GEN-MEDIEVAL-L ArchivesArchiver > GEN-MEDIEVAL > 1997-07 > 0870124784
From: Jim Roache <>
Subject: Roch - Pembroke (shire)
Date: Mon, 28 Jul 1997 17:19:44 -0400
The experts have it that de la Roche has spawned many variations of the
Franco-Norman name originating in Normandy. But most of the Irish Roches
originate with Godebert (Gobert) of Flanders of Roch Parish (Roch
Castle) in Pembrokshire, Wales.
His sons Richard (a knight) and Robert fitzGodebert, or more correctly,
Robert's sons, seem to have taken the name de Roch (de Rupe -- Latin; de
Roiste or Roistigh -- Irish) in Ireland after the Cambro-Norman Invasion
in the 12th century...supposedly after their place of origin in Wales.
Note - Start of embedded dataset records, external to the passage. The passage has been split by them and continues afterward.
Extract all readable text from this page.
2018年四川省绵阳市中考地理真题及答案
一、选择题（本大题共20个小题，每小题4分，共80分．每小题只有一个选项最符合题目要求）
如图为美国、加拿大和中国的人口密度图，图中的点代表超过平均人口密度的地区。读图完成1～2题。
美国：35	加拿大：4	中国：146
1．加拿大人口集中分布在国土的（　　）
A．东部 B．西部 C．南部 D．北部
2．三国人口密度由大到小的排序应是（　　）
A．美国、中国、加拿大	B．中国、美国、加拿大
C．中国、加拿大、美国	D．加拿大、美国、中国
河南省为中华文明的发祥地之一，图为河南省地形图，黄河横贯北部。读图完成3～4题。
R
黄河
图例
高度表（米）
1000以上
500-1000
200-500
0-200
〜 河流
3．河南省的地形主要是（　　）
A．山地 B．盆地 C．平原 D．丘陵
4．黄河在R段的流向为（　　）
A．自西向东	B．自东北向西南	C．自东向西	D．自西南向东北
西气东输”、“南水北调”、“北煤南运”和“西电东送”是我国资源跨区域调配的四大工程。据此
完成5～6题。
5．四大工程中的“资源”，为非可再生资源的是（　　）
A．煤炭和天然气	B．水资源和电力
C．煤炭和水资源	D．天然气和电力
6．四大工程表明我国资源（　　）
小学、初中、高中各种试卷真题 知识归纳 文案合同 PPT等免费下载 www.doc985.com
The name was later Anglecized to Roach(e) in some instances, although
Roche seems to predominate now in Ireland. The question is, why not
Gobert after the old man or Carrig after the Irish word for any
connotation with rock????
I am beginning to think that the name simply became confused and merged
into Roche -- the Norman French de la Roche -- remembering that Godebert
was a Flemish Norman...not Frankish. Flanders is north of Normandy and
they might well have spoken Dutch or a Dutch dialect (Flemish) rather
than Old French and may have been different in other ways as well.
This would make the Irish Roches of different stock and pedigree than
the English or Norman French families of the name or variations thereof,
ergo the knight William and the Churchman Peter de la Roche may be quite
a different lot than the Roches of Fermoy, Shelmalier, Kilkenny and
Wexford -- YOLA), etc. Thoughts anyone????